Tyler was born in Cadiz, Kentucky, and spent his childhood years in Indianapolis. He played piano as a child and clarinet at 7, before switching to alto in his early teens, and finally baritone saxophone. During the summers, he visited Chicago, New York City and Cleveland, Ohio, where he met the young tenor saxophonist Albert Ayler at age 14. After sering in the army from 1957-1959, Tyler relocated to Cleveland in 1960 and began playing with Ayler, conmuting between New York and Cleveland. During that period played with Ornette Coleman and Sunny Murray.

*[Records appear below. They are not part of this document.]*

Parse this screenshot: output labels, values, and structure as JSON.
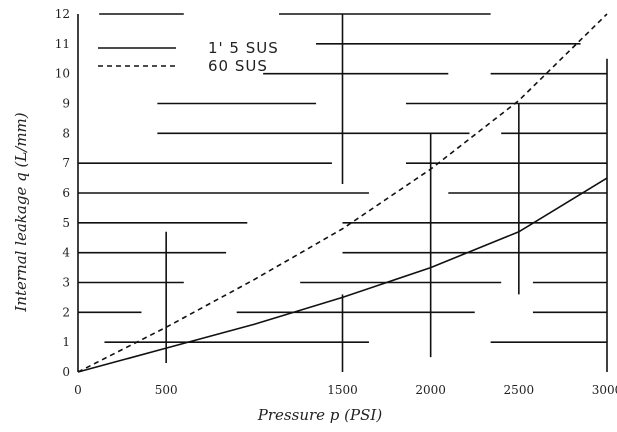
{
  "chart_data": {
    "type": "line",
    "title": "",
    "xlabel": "Pressure p (PSI)",
    "ylabel": "Internal leakage q (L/mm)",
    "xlim": [
      0,
      3000
    ],
    "ylim": [
      0,
      12
    ],
    "x_ticks": [
      0,
      500,
      1500,
      2000,
      2500,
      3000
    ],
    "x_tick_labels": [
      "0",
      "500",
      "1500",
      "2000",
      "2500",
      "3000"
    ],
    "y_ticks": [
      0,
      1,
      2,
      3,
      4,
      5,
      6,
      7,
      8,
      9,
      10,
      11,
      12
    ],
    "y_tick_labels": [
      "0",
      "1",
      "2",
      "3",
      "4",
      "5",
      "6",
      "7",
      "8",
      "9",
      "10",
      "11",
      "12"
    ],
    "grid": true,
    "legend_position": "top-left",
    "series": [
      {
        "name": "1' 5 SUS",
        "style": "solid",
        "x": [
          0,
          500,
          1000,
          1500,
          2000,
          2500,
          3000
        ],
        "y": [
          0,
          0.8,
          1.6,
          2.5,
          3.5,
          4.7,
          6.5
        ]
      },
      {
        "name": "60 SUS",
        "style": "dashed",
        "x": [
          0,
          500,
          1000,
          1500,
          2000,
          2500,
          3000
        ],
        "y": [
          0,
          1.5,
          3.1,
          4.8,
          6.8,
          9.1,
          12
        ]
      }
    ]
  }
}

In 1965 Tyler recorded Bells and Spirits Rejoice with Alyer's group. He recorded his first album as leader the following year for ESP-Disk. He returned to Indianapolis to study with David Baker at Indiana University between 1967 and 1968, recording a second album for ESP, Eastern Man Alone. In 1968, he transferred to the University of California, Berkeley to study and teach. In Los Angeles, he worked with Arthur Blythe, Bobby Bradford, and David Murray.
He moved back to New York in 1974, leading his own groups with Blythe, trumpeter Earl Cross, drummer Steve Reid and others, recording the album Voyage from Jericho on Tyler's own Akba label. In 1975, Tyler enrolled at Columbia University and made an extensive tour of Scandinavia, releasing his second Akba album Live in Europe. In 1976, he performed the piece "Saga of the Outlaws" at Sam Rivers's Studio Rivbea, released two years later on Nessa Records. During that period he played as a sideman or co-leader with Steve Reid, Cecil Taylor and Billy Bang.
In 1982, during a European tour with Sun Ra's Orchestra, he relocated to Denmark, and in 1985 he moved to France, recording with other expatriates like Khan Jamal in Copenhagen and Steve Lacy in Paris.